Anne emphasised the need to take into consideration the public’s views on this when considering Big Data research, a point re-enforced by Steve Ginnis, whose work at Ipsos Mori on developing ethical guidelines for social media research drew on public ethics, existing industry guidelines and legal frameworks.

Steve’s research identified that the public both have low awareness of, and are not keen on, their social media data being used for research. This was not just due to concerns about privacy/anonymization – people were uncomfortable with being profiled and its possible implications.

That said, participants were willing to weigh up the risks and benefits, and context (who is doing the research and why) was important. Nonetheless, the ‘fundamentals’ (consent, what information, anonymization, etc.) played a much larger role in whether they felt research using social data was appropriate.

Both Anne & Steve emphasised that ethics is an ongoing process, not a one-off event at the start of a project – they need to be considered at the collection, analysis and publication stages of the research cycle.

Some concluding thoughts

Carl Miller identified that in the context of pressure for evidence-based policy, digital by default, and the open data initiative, there has never been a better time for social scientists to make impact with big data research.

Wednesday’s session demonstrated how far big data analysis in the social sciences has come over recent years and it is impressive to hear how much work has been put into developing the tools and methods to mould this rich, but novel, form of data into social insights.

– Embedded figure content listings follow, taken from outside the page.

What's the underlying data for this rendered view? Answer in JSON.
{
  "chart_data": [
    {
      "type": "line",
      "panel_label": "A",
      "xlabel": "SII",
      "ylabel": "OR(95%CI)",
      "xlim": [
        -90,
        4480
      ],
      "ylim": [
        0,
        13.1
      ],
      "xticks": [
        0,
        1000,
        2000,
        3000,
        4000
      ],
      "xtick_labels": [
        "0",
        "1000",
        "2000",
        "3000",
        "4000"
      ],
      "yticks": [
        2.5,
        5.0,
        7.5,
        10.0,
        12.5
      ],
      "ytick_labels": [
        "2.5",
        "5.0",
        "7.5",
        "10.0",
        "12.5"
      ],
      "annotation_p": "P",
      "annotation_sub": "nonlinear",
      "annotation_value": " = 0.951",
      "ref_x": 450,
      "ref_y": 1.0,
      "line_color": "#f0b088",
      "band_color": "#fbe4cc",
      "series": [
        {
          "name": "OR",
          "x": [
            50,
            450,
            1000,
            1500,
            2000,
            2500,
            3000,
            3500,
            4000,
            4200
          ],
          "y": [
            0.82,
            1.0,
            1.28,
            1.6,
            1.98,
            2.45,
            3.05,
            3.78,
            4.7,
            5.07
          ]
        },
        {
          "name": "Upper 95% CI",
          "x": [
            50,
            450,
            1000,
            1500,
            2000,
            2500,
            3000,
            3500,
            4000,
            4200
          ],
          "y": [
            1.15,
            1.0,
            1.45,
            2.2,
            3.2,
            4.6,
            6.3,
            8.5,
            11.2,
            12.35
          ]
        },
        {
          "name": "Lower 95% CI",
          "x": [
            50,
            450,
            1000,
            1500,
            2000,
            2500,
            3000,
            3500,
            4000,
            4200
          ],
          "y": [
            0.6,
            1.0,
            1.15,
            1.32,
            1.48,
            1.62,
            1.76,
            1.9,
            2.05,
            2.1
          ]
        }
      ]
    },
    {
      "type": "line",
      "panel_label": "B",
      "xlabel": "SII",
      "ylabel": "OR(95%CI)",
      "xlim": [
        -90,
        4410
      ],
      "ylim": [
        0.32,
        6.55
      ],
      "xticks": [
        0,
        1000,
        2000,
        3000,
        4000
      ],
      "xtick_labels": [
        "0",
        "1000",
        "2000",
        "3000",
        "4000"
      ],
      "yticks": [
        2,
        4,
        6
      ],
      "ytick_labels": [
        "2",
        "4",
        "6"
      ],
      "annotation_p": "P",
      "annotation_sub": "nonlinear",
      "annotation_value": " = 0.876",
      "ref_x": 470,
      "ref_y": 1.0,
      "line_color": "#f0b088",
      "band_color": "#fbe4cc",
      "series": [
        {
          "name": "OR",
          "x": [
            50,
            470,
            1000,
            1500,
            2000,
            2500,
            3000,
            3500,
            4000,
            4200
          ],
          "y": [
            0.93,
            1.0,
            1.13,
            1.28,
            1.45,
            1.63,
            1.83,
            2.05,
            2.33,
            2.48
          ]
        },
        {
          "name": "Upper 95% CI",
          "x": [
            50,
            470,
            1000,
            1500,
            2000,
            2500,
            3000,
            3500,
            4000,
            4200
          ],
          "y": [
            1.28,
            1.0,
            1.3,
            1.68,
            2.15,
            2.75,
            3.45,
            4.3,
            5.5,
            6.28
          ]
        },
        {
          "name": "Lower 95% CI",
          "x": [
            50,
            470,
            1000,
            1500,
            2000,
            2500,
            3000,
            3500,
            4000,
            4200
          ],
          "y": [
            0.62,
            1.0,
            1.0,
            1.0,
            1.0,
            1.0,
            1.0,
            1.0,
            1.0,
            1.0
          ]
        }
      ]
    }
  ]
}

However, the session also showed that there are number of areas that still need to be addressed if we are to make the most of big data:

Access to large data sets continues to be an issue, be they proprietary, public, or administrative. We need to bargain collectively to talk to large, often global, actors and argue for academic access.
There is a skills gap among social scientists for analysing big data, and support is needed to help develop the required methodological and programming skills.
The interdisciplinary working required for big data analysis can be challenging, and we need to work to enable effective collaboration.
Developing an ethical approach to big data analysis is challenging given its novelty, variety, and changing nature. Any framework needs to provide practical guidance to researchers while remaining flexible and responsive to changing contexts.
Available tools for big data analysis can be expensive, lack transparency, or inappropriate for social science research. A maintained central library of available tools, with appropriate documentation and guidance could be extremely useful.